Tight spots — SPD practices vehicle maneuvers
Date posted: October 2, 2013
SHERIDAN — The Sheridan Police Department made use of the empty space on an old runway at the Sheridan County Airport Monday morning to conduct emergency vehicle operation training.
While the scenario looked like a combination between a drag race and a driver’s education course, the exercise promoted vital skills to Sheridan’s law enforcement officers.
Officers John King and Adam Balthazor are certified EVO instructors certified by the Wyoming Law Enforcement Academy in Douglas, and designed a driving course on the flight line to simulate various tight spaces officers must negotiate with their patrol cars during the course of their day-to-day operations.
Ambush alleyways, tight lane changes and narrow garages were represented by bright orange cones set up in maze fashion, and each officer had approximately 90 seconds to get through without knocking over any cones.
“There’s a lot of reason and goals behind this and what we want to accomplish,” Balthazor said, indicating that fender awareness and judgement are the first of many objectives for the day’s exercises.
While it sounds simple enough, the complexity of the course requires a skill set beyond that of a non-tactical driver. A successful negotiation of the course entails bumpers coming within inches of the cones and rapid maneuvering through the succession of scenarios.
“We have a lot of blind spots in these cars with the cages, computers, cameras, radars and other equipment,” he said.
“We want them to be able to drive their cars confidently through tight areas, because there are a lot of tight areas in Sheridan, and that will in turn reduce property damage to our cars,” Balthazor continued. “We’ve never had any serious crashes in our recent history. However, we do get cut bumpers, cracked fenders simply from officers misjudging their fender.”
“This isn’t a pass/fail type deal,” King said, adding the course is a tool that enables an officer to become familiar not only with their personal limits, but the limits of their vehicle. “We want them to know what they can and can’t do.”
The training exercise is the first driving practice for Sgt. Jeff Forsythe since he completed police school in 1997. He said that although driving is a big chunk of an officer’s job, specialized training reinforces the officers’ skill sets.
“It gives us confidence because we come out here and do things we don’t do on a daily basis. Then, if you find yourself in a position where you find you need to use those skills, you’ve got the confidence to do it,” Forsythe said.
King said another key element of EVO training entails controlling the officers’ adrenaline, especially when a high-speed “serpentine,” or slalom, station that burns rubber off the patrol car tires is followed by a series of more meticulous maneuvers.
“They go fast and keep the car going where it’s going, but then they’ll have to turn around and bring that excitement right back down so they don’t hit the cones,” King said.
Forsythe estimated there have been about six high-speed chases through town over the course of the past year.

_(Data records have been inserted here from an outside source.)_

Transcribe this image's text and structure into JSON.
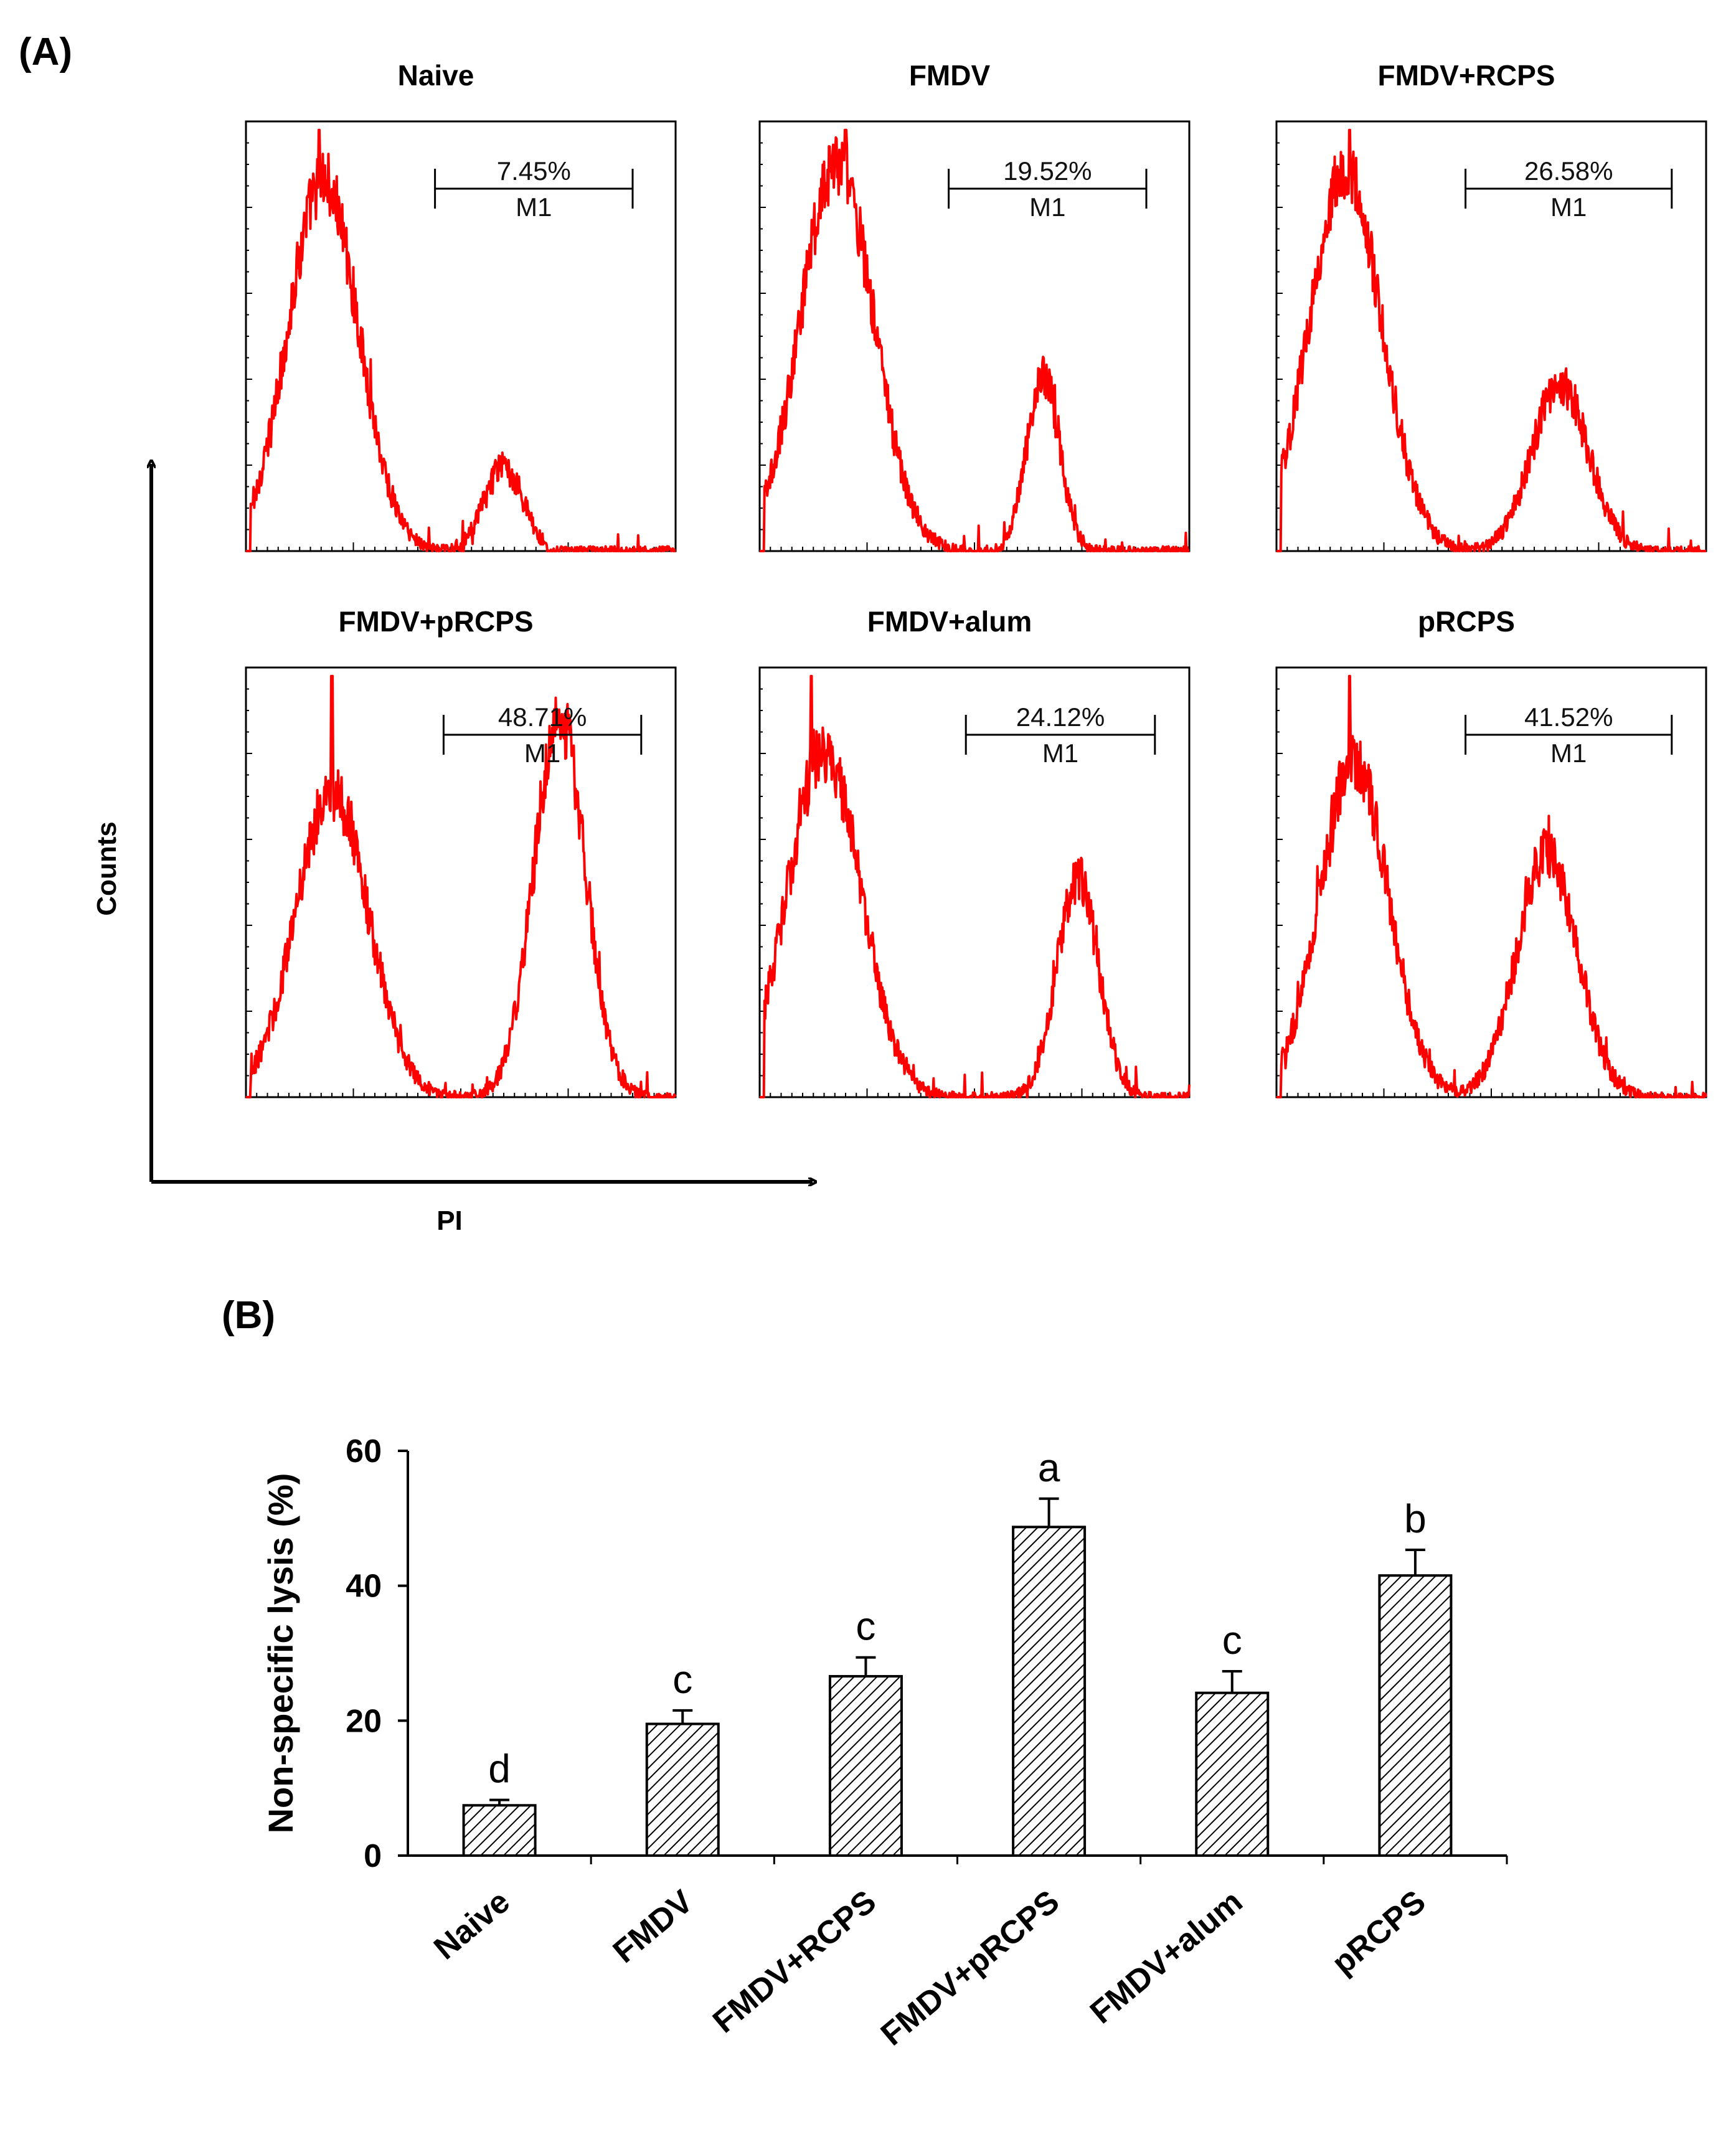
{
  "panel_labels": {
    "a": "(A)",
    "b": "(B)"
  },
  "chart_data": [
    {
      "type": "histogram",
      "panel": "(A)",
      "x_axis_label": "PI",
      "y_axis_label": "Counts",
      "line_color": "#ff0000",
      "gate_label": "M1",
      "histograms": [
        {
          "title": "Naive",
          "gate_percent": "7.45%",
          "value": 7.45
        },
        {
          "title": "FMDV",
          "gate_percent": "19.52%",
          "value": 19.52
        },
        {
          "title": "FMDV+RCPS",
          "gate_percent": "26.58%",
          "value": 26.58
        },
        {
          "title": "FMDV+pRCPS",
          "gate_percent": "48.71%",
          "value": 48.71
        },
        {
          "title": "FMDV+alum",
          "gate_percent": "24.12%",
          "value": 24.12
        },
        {
          "title": "pRCPS",
          "gate_percent": "41.52%",
          "value": 41.52
        }
      ]
    },
    {
      "type": "bar",
      "panel": "(B)",
      "ylabel": "Non-specific lysis (%)",
      "xlabel": "",
      "ylim": [
        0,
        60
      ],
      "yticks": [
        0,
        20,
        40,
        60
      ],
      "categories": [
        "Naive",
        "FMDV",
        "FMDV+RCPS",
        "FMDV+pRCPS",
        "FMDV+alum",
        "pRCPS"
      ],
      "values": [
        7.45,
        19.52,
        26.58,
        48.71,
        24.12,
        41.52
      ],
      "errors": [
        0.8,
        2.0,
        2.8,
        4.2,
        3.2,
        3.8
      ],
      "significance": [
        "d",
        "c",
        "c",
        "a",
        "c",
        "b"
      ],
      "bar_fill": "hatched"
    }
  ]
}
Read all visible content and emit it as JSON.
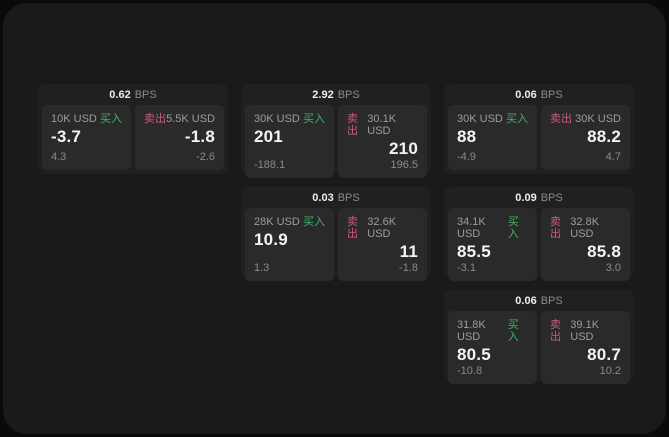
{
  "labels": {
    "bps_unit": "BPS",
    "buy": "买入",
    "sell": "卖出"
  },
  "colors": {
    "buy": "#3fb464",
    "sell": "#cc5b75",
    "window_bg": "#1a1a1a",
    "page_bg": "#0a0a0a",
    "card_bg": "#202021",
    "panel_bg": "#2a2a2b"
  },
  "cards": [
    {
      "bps": "0.62",
      "buy": {
        "amount": "10K USD",
        "value": "-3.7",
        "delta": "4.3"
      },
      "sell": {
        "amount": "5.5K USD",
        "value": "-1.8",
        "delta": "-2.6"
      }
    },
    {
      "bps": "2.92",
      "buy": {
        "amount": "30K USD",
        "value": "201",
        "delta": "-188.1"
      },
      "sell": {
        "amount": "30.1K USD",
        "value": "210",
        "delta": "196.5"
      }
    },
    {
      "bps": "0.06",
      "buy": {
        "amount": "30K USD",
        "value": "88",
        "delta": "-4.9"
      },
      "sell": {
        "amount": "30K USD",
        "value": "88.2",
        "delta": "4.7"
      }
    },
    {
      "bps": "0.03",
      "buy": {
        "amount": "28K USD",
        "value": "10.9",
        "delta": "1.3"
      },
      "sell": {
        "amount": "32.6K USD",
        "value": "11",
        "delta": "-1.8"
      }
    },
    {
      "bps": "0.09",
      "buy": {
        "amount": "34.1K USD",
        "value": "85.5",
        "delta": "-3.1"
      },
      "sell": {
        "amount": "32.8K USD",
        "value": "85.8",
        "delta": "3.0"
      }
    },
    {
      "bps": "0.06",
      "buy": {
        "amount": "31.8K USD",
        "value": "80.5",
        "delta": "-10.8"
      },
      "sell": {
        "amount": "39.1K USD",
        "value": "80.7",
        "delta": "10.2"
      }
    }
  ]
}
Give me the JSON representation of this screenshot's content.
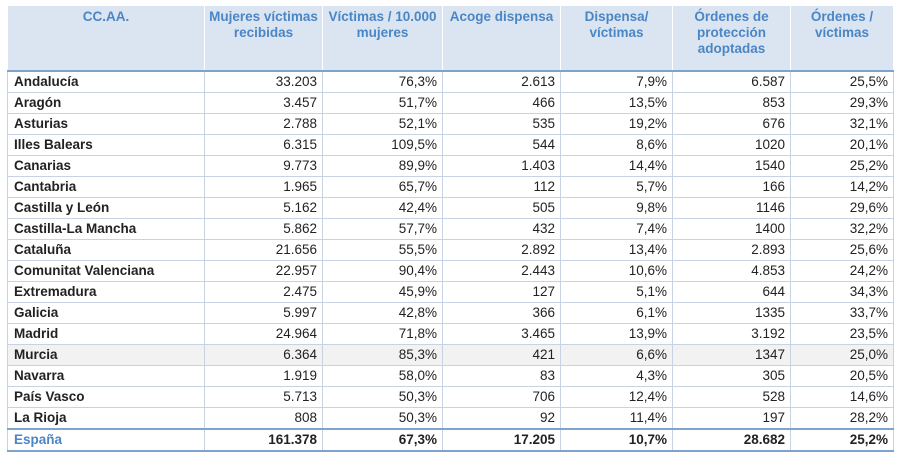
{
  "headers": [
    "CC.AA.",
    "Mujeres víctimas recibidas",
    "Víctimas / 10.000 mujeres",
    "Acoge dispensa",
    "Dispensa/ víctimas",
    "Órdenes de protección adoptadas",
    "Órdenes / víctimas"
  ],
  "rows": [
    [
      "Andalucía",
      "33.203",
      "76,3%",
      "2.613",
      "7,9%",
      "6.587",
      "25,5%"
    ],
    [
      "Aragón",
      "3.457",
      "51,7%",
      "466",
      "13,5%",
      "853",
      "29,3%"
    ],
    [
      "Asturias",
      "2.788",
      "52,1%",
      "535",
      "19,2%",
      "676",
      "32,1%"
    ],
    [
      "Illes Balears",
      "6.315",
      "109,5%",
      "544",
      "8,6%",
      "1020",
      "20,1%"
    ],
    [
      "Canarias",
      "9.773",
      "89,9%",
      "1.403",
      "14,4%",
      "1540",
      "25,2%"
    ],
    [
      "Cantabria",
      "1.965",
      "65,7%",
      "112",
      "5,7%",
      "166",
      "14,2%"
    ],
    [
      "Castilla y León",
      "5.162",
      "42,4%",
      "505",
      "9,8%",
      "1146",
      "29,6%"
    ],
    [
      "Castilla-La Mancha",
      "5.862",
      "57,7%",
      "432",
      "7,4%",
      "1400",
      "32,2%"
    ],
    [
      "Cataluña",
      "21.656",
      "55,5%",
      "2.892",
      "13,4%",
      "2.893",
      "25,6%"
    ],
    [
      "Comunitat Valenciana",
      "22.957",
      "90,4%",
      "2.443",
      "10,6%",
      "4.853",
      "24,2%"
    ],
    [
      "Extremadura",
      "2.475",
      "45,9%",
      "127",
      "5,1%",
      "644",
      "34,3%"
    ],
    [
      "Galicia",
      "5.997",
      "42,8%",
      "366",
      "6,1%",
      "1335",
      "33,7%"
    ],
    [
      "Madrid",
      "24.964",
      "71,8%",
      "3.465",
      "13,9%",
      "3.192",
      "23,5%"
    ],
    [
      "Murcia",
      "6.364",
      "85,3%",
      "421",
      "6,6%",
      "1347",
      "25,0%"
    ],
    [
      "Navarra",
      "1.919",
      "58,0%",
      "83",
      "4,3%",
      "305",
      "20,5%"
    ],
    [
      "País Vasco",
      "5.713",
      "50,3%",
      "706",
      "12,4%",
      "528",
      "14,6%"
    ],
    [
      "La Rioja",
      "808",
      "50,3%",
      "92",
      "11,4%",
      "197",
      "28,2%"
    ]
  ],
  "total": [
    "España",
    "161.378",
    "67,3%",
    "17.205",
    "10,7%",
    "28.682",
    "25,2%"
  ],
  "highlight_row": "Murcia"
}
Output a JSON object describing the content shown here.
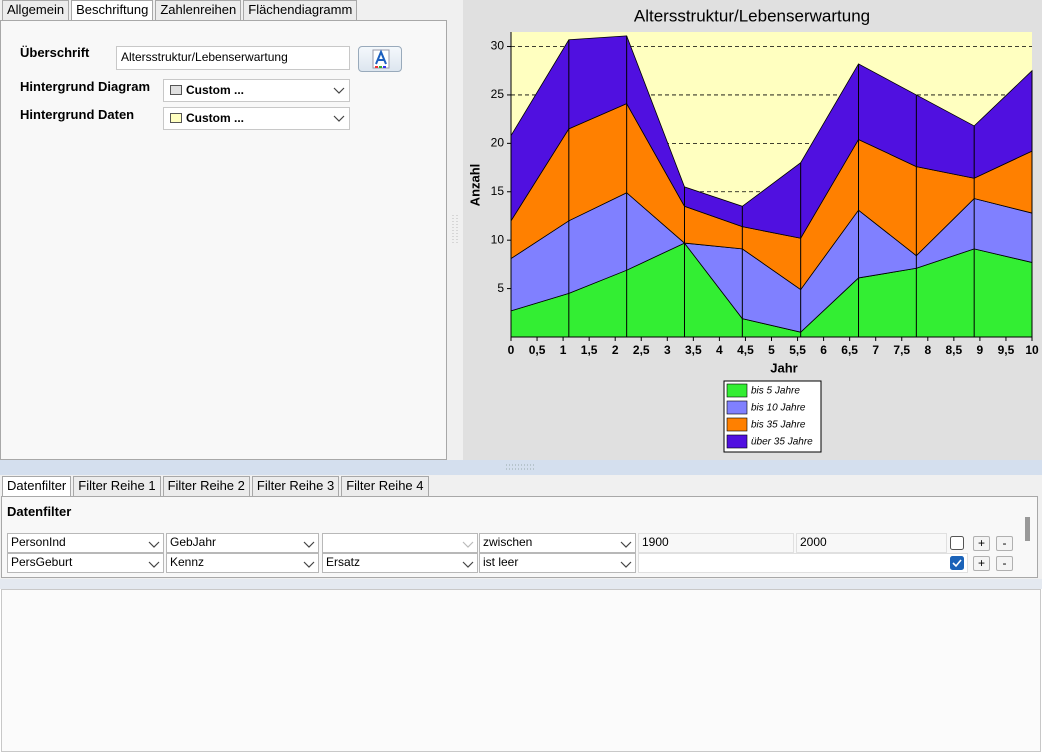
{
  "left_panel": {
    "tabs": [
      "Allgemein",
      "Beschriftung",
      "Zahlenreihen",
      "Flächendiagramm"
    ],
    "active_tab": 1,
    "heading_label": "Überschrift",
    "heading_value": "Altersstruktur/Lebenserwartung",
    "diagram_bg_label": "Hintergrund Diagram",
    "diagram_bg_value": "Custom ...",
    "diagram_bg_color": "#e0e0e0",
    "data_bg_label": "Hintergrund Daten",
    "data_bg_value": "Custom ...",
    "data_bg_color": "#ffffc0"
  },
  "chart_data": {
    "type": "stacked_area",
    "title": "Altersstruktur/Lebenserwartung",
    "x_label": "Jahr",
    "y_label": "Anzahl",
    "x": [
      0,
      1.11,
      2.22,
      3.33,
      4.44,
      5.56,
      6.67,
      7.78,
      8.89,
      10
    ],
    "series": [
      {
        "name": "bis 5 Jahre",
        "color": "#33ee33",
        "values": [
          2.7,
          4.5,
          6.9,
          9.7,
          1.9,
          0.5,
          6.1,
          7.1,
          9.1,
          7.7
        ]
      },
      {
        "name": "bis 10 Jahre",
        "color": "#8080ff",
        "values": [
          5.4,
          7.5,
          8.0,
          0,
          7.2,
          4.4,
          7.0,
          1.3,
          5.2,
          5.1
        ]
      },
      {
        "name": "bis 35 Jahre",
        "color": "#ff8000",
        "values": [
          3.9,
          9.5,
          9.2,
          3.8,
          2.3,
          5.3,
          7.3,
          9.2,
          2.1,
          6.4
        ]
      },
      {
        "name": "über 35 Jahre",
        "color": "#5010e0",
        "values": [
          8.8,
          9.2,
          7.0,
          2.0,
          2.1,
          7.8,
          7.8,
          7.4,
          5.4,
          8.3
        ]
      }
    ],
    "xlim": [
      0,
      10
    ],
    "ylim": [
      0,
      31.5
    ],
    "xticks": [
      0,
      {
        "value": 0.5,
        "label": "0,5"
      },
      1,
      {
        "value": 1.5,
        "label": "1,5"
      },
      2,
      {
        "value": 2.5,
        "label": "2,5"
      },
      3,
      {
        "value": 3.5,
        "label": "3,5"
      },
      4,
      {
        "value": 4.5,
        "label": "4,5"
      },
      5,
      {
        "value": 5.5,
        "label": "5,5"
      },
      6,
      {
        "value": 6.5,
        "label": "6,5"
      },
      7,
      {
        "value": 7.5,
        "label": "7,5"
      },
      8,
      {
        "value": 8.5,
        "label": "8,5"
      },
      9,
      {
        "value": 9.5,
        "label": "9,5"
      },
      10
    ],
    "yticks": [
      5,
      10,
      15,
      20,
      25,
      30
    ],
    "grid": true,
    "legend": "bottom",
    "plot_background": "#ffffc0"
  },
  "filter_panel": {
    "tabs": [
      "Datenfilter",
      "Filter Reihe 1",
      "Filter Reihe 2",
      "Filter Reihe 3",
      "Filter Reihe 4"
    ],
    "active_tab": 0,
    "heading": "Datenfilter",
    "rows": [
      {
        "field": "PersonInd",
        "column": "GebJahr",
        "operator": "zwischen",
        "from": "1900",
        "to": "2000",
        "active": false
      },
      {
        "field": "PersGeburt",
        "column": "Kennz",
        "substitute": "Ersatz",
        "operator": "ist leer",
        "active": true
      }
    ],
    "add_button": "+",
    "remove_button": "-"
  }
}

King said high speed driving in town is almost unheard of for officers because of the public safety risk it poses. However, backing down tight alleyways and negotiation of narrow streets is almost a daily occurrence for a patrol officer.
Forsythe said EVO training was part of the department’s skills maintenance training program that features a new skill every six weeks.
“We do a lot of firearms, custody and patrol training,” Balthazor said, “but, this is the first time we’ve done EVO. It just hones the skills we already have.”
Balthazor said he plans to incorporate EVO training into the department’s training regimen for new hires and hopes to repeat the training periodically.